Thursday, 3 December 2009

Hamish Muir

Hamish Muir started the lecture by telling us he left art school 30 years ago. That's pretty amazing - he was a practising designer about 10 years before I was even born! I guess there were far few designers then, and a lot less competition. 'Now anyone with microsoft word calls them self a graphic designer'. He had a pretty amazing education in Switzerland an the Basil school of Art and Design. We've had so many influential, a-lister designers come to talk to us - Peter Saville, Adrian Shaugnessy etc. - we're so lucky to get this insight into a whole design era.

So Muir worked with factory records, before starting his own company Octavo with Mark Hott and Simon Johnston. Their ideals were working together, on the same briefs, at the same time which sounded like a great foundation.

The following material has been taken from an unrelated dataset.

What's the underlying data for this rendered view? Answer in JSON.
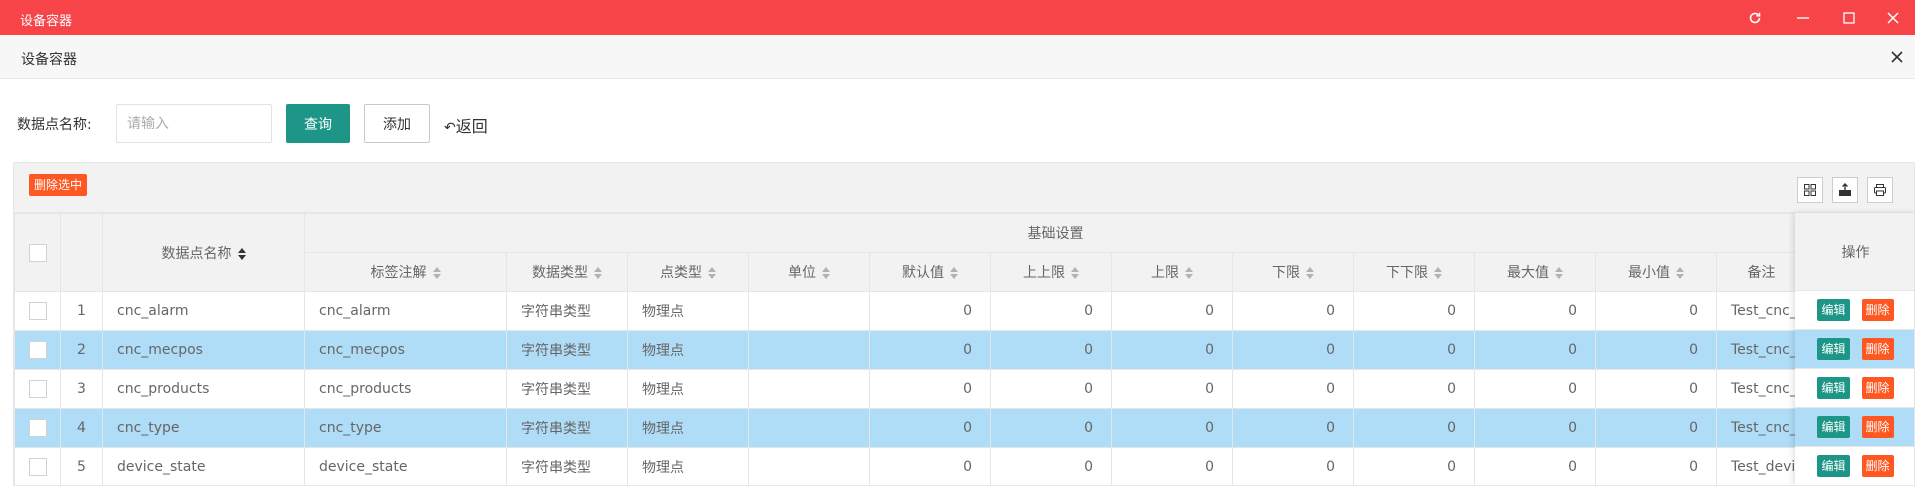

I'm not sure I really got the idea of no ideas within the design though. Maybe it is because I don't work that way at all, I don't really see the point in communication if there isn't any message. I suppose it was refreshing to look at design as just form and rules which dictate the visuals, but I couldn't help thinking doesn't that get a bit boring after a while? I don't like rules much - sometimes maybe sticking to them and making them on purpose is good, but other times ignoring them is good too. I appreciated the idea that sometimes the best creative work comes out of being restricted and not having much, 'sometimes when you can do anything, you mess up'. That is totally true.

I did like the work they'd done which reacted with the environment. Absolutely loved the idea of water soluable ink which changes when it begins to rain. They said they never used that idea, and I'd really love to explore the possibilities of something like this. This really relates to the things Hamish was saying about their first computer work that has now become obsolete.

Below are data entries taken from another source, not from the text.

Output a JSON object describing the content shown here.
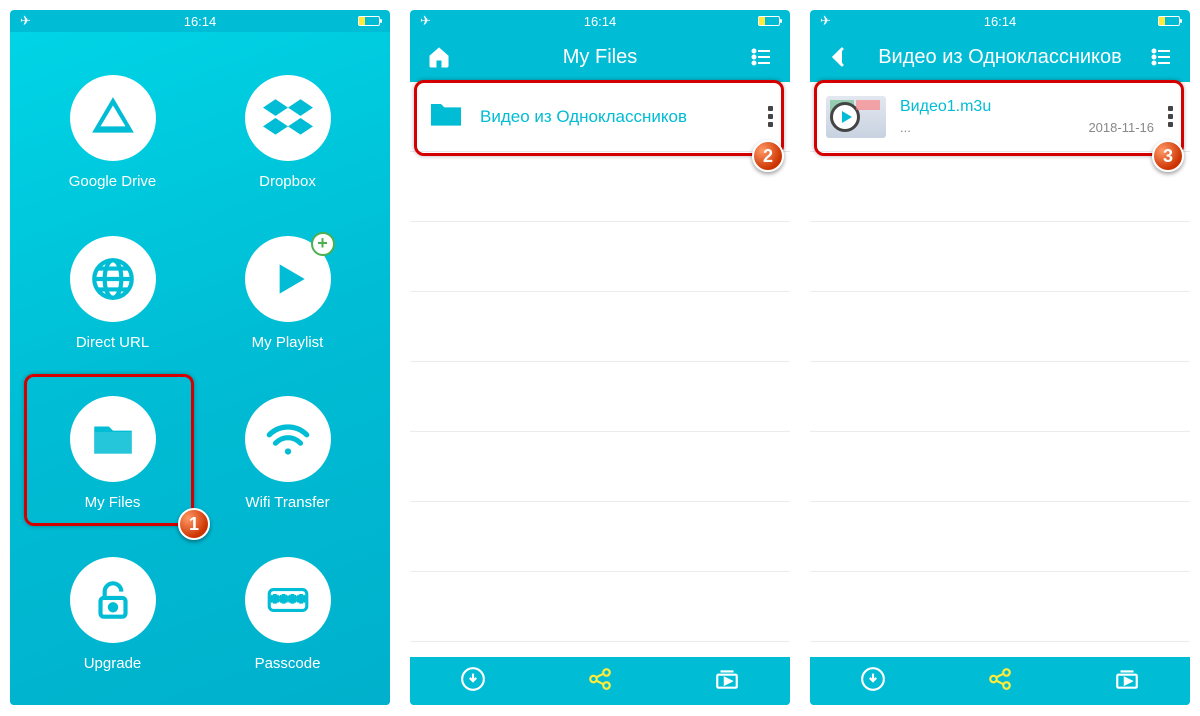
{
  "status": {
    "time": "16:14"
  },
  "screen1": {
    "grid": {
      "google_drive": "Google Drive",
      "dropbox": "Dropbox",
      "direct_url": "Direct URL",
      "my_playlist": "My Playlist",
      "my_files": "My Files",
      "wifi_transfer": "Wifi Transfer",
      "upgrade": "Upgrade",
      "passcode": "Passcode"
    },
    "badge": "1"
  },
  "screen2": {
    "title": "My Files",
    "folder_name": "Видео из Одноклассников",
    "badge": "2"
  },
  "screen3": {
    "title": "Видео из Одноклассников",
    "file": {
      "name": "Видео1.m3u",
      "sub": "...",
      "date": "2018-11-16"
    },
    "badge": "3"
  }
}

'Print is not dead, it still exists in physical time and space. Digital can become obselete and unretrievable as software becomes outdated'

It's a kind of fascinating topic to think about - all the paintings and artifacts that have physically lasted for hundreds, thousands of years, and yet some technologies that were ground breaking and revolutionary and changed the way we live, become completely lost within 20 years. It's funny how certain techniques lasted for millenniums, and now we change everything in just a few years.

'When you work on your own you get lazy, you are limited to your own expectations'

ah wise words. This is another thing I like about working with other people, the validation of your ideas and the ability to push them and advance then that I don't think you get when you work on your own.

I think this was another great lecture, a nice insight into the history of graphic design in the years before we were born, a totally different design perspective than my own, and it really got me brimming with ideas!